To compare the changes in the microbiota, inflammatory factor levels, and liver function before and after probiotic treatment in HBC patients.

METHODS

This study included 160 HBC patients diagnosed at the General Hospital of Ningxia Medical University between October 2018 and December 2020. Patients were randomly divided into an intervention group that received LP N1115 supplementation and routine treatment and a control group that received routine treatment only. Fecal samples were collected at the onset and conclusion of the 12-wk intervention period. The structure of the intestinal microbiota and the levels of serological indicators, such as liver function and inflammatory factors, were assessed.

RESULTS

Following LP N1115 intervention, the intestinal microbial diversity significantly increased in the intervention group (P < 0.05), and the structure of the intestinal microbiota was characterized by an increase in the proportions of probiotic microbes and a reduction in harmful bacteria. Additionally, the intervention group demonstrated notable improvements in liver function indices and significantly lower levels of inflammatory factors (P < 0.05).

CONCLUSION

LP N1115 is a promising treatment for ameliorating intestinal microbial imbalance in HBC patients by modulating the structure of the intestinal microbiota, improving liver function, and reducing inflammatory factor levels.

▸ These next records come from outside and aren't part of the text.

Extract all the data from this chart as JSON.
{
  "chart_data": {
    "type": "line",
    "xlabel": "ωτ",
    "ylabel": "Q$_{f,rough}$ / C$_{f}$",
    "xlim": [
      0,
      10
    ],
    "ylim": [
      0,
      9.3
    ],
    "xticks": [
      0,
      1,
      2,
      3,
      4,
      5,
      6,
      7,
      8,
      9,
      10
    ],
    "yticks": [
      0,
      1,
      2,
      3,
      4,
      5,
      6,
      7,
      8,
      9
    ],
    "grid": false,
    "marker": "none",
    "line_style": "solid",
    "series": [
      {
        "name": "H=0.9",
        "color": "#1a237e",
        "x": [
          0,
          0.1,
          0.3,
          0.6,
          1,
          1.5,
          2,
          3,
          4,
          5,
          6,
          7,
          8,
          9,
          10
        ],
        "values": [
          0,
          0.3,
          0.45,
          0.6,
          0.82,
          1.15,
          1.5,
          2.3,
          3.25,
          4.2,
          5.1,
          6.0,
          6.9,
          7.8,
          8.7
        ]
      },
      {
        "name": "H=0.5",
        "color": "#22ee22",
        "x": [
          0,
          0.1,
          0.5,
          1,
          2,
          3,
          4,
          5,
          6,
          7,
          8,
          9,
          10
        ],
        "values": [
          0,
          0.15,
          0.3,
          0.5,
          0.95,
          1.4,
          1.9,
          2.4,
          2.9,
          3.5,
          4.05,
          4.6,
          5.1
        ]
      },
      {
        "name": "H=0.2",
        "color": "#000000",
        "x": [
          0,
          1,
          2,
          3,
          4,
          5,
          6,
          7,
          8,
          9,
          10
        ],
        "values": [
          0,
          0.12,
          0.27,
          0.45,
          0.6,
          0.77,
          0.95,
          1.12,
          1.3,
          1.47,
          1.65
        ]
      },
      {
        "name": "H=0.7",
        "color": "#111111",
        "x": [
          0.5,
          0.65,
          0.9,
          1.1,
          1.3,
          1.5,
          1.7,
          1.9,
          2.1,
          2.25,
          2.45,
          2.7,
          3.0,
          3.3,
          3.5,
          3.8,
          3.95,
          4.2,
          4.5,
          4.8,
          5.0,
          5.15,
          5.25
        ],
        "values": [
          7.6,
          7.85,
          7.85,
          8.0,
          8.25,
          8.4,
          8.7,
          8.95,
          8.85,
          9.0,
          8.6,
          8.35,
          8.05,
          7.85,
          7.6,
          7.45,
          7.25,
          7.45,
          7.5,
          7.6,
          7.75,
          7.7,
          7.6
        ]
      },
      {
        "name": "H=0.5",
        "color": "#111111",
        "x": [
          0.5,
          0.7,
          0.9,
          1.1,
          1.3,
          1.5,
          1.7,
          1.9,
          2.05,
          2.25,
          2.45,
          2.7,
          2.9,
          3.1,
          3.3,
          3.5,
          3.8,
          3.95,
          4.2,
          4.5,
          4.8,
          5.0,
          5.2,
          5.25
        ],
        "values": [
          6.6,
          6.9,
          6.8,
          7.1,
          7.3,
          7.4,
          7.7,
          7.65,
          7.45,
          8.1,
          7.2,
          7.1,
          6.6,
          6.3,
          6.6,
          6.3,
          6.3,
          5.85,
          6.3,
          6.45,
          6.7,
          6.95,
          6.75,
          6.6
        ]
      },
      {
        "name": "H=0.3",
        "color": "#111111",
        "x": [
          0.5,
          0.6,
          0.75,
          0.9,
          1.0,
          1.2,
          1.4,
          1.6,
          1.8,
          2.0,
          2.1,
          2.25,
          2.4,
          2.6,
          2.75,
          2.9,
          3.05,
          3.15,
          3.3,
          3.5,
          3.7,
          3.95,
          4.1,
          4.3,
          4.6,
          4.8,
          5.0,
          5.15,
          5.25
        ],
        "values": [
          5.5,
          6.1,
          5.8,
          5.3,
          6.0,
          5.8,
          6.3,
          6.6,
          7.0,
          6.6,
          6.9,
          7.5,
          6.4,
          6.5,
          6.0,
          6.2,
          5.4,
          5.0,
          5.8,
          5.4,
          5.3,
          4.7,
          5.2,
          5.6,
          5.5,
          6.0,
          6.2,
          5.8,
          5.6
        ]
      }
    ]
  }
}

Keywords: Hepatitis B cirrhosis; N1115 ready-to-eat lactobacillus; Inflammation; Liver function; Lachnospiraceae incertae sedis; Probiotic

Core Tip: Intestinal microbial imbalance and metabolic dysfunction may accelerate the process of liver cirrhosis. We explored the role of probiotic intervention in patients with hepatitis B cirrhosis in this study. After an intervention with the N1115 ready-to-eat Lactobacillus supplement, we found the following significant changes: an increase in gut microbial diversity, structural changes in the microbiota favoring the growth of probiotic microbes, improvements in liver function, and decreases in inflammatory factor levels. We conclude that supplementation with the N1115 ready-to-eat Lactobacillus product may be a beneficial intervention in patients with cirrhosis.